Analysis: How do you complain about a 31-5 scoreline? Well, it's not that difficult when one considers the opposition's failure to compete. This is a Welsh rabble that England rightly put 40 points on in Twickenham. Scott Johnson looks to have aged 10 years in what has collectively been the most horrific week in the careers of both the players and management, writes Matt Williams
The 26-point margin of victory proved accurate, but a different contest seemed to be evolving in the opening 20 minutes when Stephen Jones orchestrated the Welsh gameplan of exposing Ronan O'Gara.
Coaches all over the world now know to come down the outhalf channel against Ireland. There are technical flaws in the way O'Gara goes into the tackle. He is too low, which allows players to offload. By flooding this route, line breaks are bound to occur. The English will come down here in even greater numbers.
The centres and backrow are not doing enough to support O'Gara and a 10-metre gap was at times evident when the outside backs rushed up in defence.
That's by no means the only Irish problem. The set piece play was very poor, with the exception of a very effective maul off the lineout. The David Wallace try came indirectly off this tactic. The leg power of the pack to get him over from the scrum was another example of this. Donncha O'Callaghan's presence was noteworthy - he has the best leg drive of any lock in the Northern Hemisphere.
Although the lineout functioned well, not once in the first half did ball go successfully out the backline. That meant no go-forward platform. Blame is collective, as the backs seemed to be mistiming their runs.
The backs again failed to click into the cohesive unit they have proven to be in the past. Even for Shane Horgan's try, two Welsh defenders on the outside went missing to allow the obvious selection for man-of-the-match to glide inside.
Horgan's enthusiasm was matched by Andrew Trimble, who showed excellent mental strength to recover from the Welsh try down his wing. I wouldn't personally fault him for it as he was right there and the bounce that took it away from him was cruel.
The scrum was going into contact way too high. Although it is a Munster trio, they are not working as a unit. Scotland may trouble them, but the English will rip them apart if this area is not addressed.
On a positive note, Ireland were good yet again in broken field, and their phase defence stood up well to Welsh pressure.

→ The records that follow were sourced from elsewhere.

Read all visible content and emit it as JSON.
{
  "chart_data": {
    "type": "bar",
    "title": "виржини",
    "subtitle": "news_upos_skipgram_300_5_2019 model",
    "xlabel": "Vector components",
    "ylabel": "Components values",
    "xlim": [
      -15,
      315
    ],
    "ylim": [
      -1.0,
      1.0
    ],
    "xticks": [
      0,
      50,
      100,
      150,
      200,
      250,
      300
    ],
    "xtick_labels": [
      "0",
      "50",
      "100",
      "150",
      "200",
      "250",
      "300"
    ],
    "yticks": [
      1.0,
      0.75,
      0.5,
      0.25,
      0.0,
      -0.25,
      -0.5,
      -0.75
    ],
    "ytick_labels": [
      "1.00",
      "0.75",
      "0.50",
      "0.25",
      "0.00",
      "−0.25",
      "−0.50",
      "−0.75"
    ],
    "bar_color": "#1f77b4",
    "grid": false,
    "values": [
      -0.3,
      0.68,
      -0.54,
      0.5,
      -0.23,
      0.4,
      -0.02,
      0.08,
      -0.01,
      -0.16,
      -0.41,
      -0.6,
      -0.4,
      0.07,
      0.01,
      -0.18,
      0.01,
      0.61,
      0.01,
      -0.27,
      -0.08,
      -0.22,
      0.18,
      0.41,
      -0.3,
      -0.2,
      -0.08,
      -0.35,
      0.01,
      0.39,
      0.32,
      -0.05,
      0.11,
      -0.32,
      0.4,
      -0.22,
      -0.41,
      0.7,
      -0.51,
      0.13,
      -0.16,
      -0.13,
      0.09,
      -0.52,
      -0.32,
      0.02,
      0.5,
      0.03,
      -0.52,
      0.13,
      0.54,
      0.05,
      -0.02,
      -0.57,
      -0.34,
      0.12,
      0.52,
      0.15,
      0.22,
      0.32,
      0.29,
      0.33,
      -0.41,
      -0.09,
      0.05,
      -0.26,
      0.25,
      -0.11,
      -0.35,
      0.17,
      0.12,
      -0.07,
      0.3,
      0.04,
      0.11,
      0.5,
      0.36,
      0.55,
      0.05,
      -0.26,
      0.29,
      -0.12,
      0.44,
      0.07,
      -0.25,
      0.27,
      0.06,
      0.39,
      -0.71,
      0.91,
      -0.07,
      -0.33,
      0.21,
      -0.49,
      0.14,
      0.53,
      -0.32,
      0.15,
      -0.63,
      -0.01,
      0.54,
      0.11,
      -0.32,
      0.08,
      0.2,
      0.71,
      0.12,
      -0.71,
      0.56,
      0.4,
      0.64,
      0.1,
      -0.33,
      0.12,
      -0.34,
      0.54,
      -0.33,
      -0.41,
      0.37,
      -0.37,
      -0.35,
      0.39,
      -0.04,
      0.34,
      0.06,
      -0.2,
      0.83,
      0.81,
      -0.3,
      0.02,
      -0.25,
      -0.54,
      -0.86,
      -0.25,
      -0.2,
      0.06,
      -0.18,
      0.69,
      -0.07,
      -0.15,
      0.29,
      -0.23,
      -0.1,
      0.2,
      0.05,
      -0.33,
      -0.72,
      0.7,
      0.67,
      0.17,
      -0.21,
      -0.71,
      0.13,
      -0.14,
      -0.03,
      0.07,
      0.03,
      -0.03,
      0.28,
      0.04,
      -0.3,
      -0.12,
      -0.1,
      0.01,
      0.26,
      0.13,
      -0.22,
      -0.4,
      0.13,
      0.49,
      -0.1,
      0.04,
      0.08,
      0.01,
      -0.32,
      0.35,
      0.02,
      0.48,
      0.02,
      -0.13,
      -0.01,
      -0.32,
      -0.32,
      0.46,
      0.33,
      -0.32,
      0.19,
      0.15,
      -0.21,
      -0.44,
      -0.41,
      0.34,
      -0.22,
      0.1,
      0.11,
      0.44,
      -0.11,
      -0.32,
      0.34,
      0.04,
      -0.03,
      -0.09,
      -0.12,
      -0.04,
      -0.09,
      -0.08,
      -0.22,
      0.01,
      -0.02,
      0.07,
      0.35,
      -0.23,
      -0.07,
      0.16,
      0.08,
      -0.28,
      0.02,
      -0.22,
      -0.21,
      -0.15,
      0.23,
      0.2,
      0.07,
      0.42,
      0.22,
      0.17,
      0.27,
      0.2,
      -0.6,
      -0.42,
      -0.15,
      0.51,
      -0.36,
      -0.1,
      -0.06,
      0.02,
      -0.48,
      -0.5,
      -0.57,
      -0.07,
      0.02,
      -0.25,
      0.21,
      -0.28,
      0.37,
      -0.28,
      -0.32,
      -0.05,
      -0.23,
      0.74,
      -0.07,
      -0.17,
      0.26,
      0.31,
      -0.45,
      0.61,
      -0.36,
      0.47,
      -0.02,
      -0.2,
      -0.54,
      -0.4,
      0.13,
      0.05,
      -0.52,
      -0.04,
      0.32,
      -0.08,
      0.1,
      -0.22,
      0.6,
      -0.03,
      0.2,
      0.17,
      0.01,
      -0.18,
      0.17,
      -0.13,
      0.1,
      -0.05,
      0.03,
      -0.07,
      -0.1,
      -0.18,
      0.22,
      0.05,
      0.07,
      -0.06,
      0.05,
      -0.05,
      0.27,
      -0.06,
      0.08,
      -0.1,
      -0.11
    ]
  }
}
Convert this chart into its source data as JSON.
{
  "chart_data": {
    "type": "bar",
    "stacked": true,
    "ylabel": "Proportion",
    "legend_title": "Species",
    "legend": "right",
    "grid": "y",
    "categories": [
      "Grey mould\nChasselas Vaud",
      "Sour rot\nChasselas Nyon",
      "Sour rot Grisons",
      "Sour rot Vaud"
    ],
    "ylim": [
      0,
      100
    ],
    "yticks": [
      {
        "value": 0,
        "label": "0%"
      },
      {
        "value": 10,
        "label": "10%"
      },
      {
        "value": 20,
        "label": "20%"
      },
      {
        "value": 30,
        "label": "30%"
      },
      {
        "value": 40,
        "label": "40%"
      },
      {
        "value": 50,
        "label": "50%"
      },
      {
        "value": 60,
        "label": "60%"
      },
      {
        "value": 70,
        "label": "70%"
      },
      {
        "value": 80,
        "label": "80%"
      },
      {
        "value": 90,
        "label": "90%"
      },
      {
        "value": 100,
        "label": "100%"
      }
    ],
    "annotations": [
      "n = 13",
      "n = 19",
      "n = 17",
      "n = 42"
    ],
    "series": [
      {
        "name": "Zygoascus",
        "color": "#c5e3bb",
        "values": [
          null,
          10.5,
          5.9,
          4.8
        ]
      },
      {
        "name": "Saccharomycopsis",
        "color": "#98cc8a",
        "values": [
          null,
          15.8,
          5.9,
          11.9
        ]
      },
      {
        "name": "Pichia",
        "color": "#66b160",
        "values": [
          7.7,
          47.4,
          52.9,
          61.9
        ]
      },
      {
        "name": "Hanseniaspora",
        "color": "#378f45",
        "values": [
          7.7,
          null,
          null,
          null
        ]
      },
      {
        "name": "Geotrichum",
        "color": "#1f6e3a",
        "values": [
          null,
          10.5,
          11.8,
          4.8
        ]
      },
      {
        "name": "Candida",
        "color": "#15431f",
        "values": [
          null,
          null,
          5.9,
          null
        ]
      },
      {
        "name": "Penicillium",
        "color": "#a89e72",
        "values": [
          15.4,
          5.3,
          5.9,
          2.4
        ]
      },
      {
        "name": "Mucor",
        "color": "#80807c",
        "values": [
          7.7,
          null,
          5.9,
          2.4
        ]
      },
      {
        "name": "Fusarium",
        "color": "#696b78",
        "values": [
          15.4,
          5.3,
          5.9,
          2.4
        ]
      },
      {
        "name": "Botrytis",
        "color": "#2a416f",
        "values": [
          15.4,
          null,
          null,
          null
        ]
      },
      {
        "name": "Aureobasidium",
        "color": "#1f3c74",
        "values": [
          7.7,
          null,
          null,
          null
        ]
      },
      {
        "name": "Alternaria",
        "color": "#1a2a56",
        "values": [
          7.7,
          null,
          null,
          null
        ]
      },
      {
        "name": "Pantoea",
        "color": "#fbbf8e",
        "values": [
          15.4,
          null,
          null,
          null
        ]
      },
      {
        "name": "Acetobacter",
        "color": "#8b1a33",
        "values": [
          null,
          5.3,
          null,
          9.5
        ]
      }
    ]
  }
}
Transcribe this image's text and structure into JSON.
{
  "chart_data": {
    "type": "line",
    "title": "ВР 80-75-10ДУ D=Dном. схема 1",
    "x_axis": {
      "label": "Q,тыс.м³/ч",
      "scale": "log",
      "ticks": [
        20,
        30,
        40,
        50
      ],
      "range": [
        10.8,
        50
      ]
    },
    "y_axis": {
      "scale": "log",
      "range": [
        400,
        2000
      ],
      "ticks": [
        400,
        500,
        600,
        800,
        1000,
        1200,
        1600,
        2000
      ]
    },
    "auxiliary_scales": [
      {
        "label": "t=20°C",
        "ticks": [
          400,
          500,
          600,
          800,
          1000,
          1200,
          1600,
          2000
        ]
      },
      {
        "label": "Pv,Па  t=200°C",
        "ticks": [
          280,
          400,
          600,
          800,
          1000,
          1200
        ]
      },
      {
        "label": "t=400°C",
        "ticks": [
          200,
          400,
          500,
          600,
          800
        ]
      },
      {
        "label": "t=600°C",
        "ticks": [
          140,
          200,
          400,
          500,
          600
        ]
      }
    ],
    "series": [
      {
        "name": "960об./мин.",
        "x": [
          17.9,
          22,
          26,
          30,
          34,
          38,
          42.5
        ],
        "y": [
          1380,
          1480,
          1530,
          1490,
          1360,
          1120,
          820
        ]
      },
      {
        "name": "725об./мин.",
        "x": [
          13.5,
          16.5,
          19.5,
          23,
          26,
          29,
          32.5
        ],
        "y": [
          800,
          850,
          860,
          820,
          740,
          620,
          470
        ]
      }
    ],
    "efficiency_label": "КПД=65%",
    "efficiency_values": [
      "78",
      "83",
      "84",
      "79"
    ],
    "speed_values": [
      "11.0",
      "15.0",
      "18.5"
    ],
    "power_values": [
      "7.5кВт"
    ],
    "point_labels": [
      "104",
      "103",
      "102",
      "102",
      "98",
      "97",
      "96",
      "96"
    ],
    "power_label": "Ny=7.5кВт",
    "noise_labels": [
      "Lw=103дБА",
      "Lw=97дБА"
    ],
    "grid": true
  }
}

The problem of cohesiveness remains the Achilles' heel. They are not performing in the decisive or dominant manner that they are capable of doing, while the attacking moves out wide are over-reliant on O'Driscoll.
If Ireland generate enough possession they are a very dangerous team. The talent is not in question either. It's the direction of that talent.
After what Scotland did on Saturday, they will come to Lansdowne Road in two weeks with a completely opposite mindset to the Welsh. The Scots now have nothing to lose.
They are showing the signs of a team coming into the third season of hard, physical conditioning. Scoring points was never a problem for them, it was the defence; but two and a half years of work has brought them to the required level of Test rugby. Ireland should still prevail.
The outdated nature of the Six Nations points system was crystallised in Ireland's decision-making yesterday. Every other major competition in world rugby has the bonus point reward. It is ridiculous that Ireland, France, Scotland and England are all on four points. Under the modern system of the European Cup or Super 14, France and England would be on 11 points with Ireland on nine and Scotland on eight.
It would also lead to more proactive rugby.
O'Driscoll made the right decisions yesterday in instructing O'Gara to kick for goal, but if a bonus point were up for grabs the maul could have punished Wales further.
It would have meant the traditionally excellent Lansdowne Road crowd would not have become non-existent. Watching it at 3am from Australia was a difficult challenge. This Irish team are still capable of winning the championship, but to see them play at this current level is frustrating, as they are capable of so much more. That causes friction in itself, as the coach is seeing it in a different light to the Irish rugby supporter.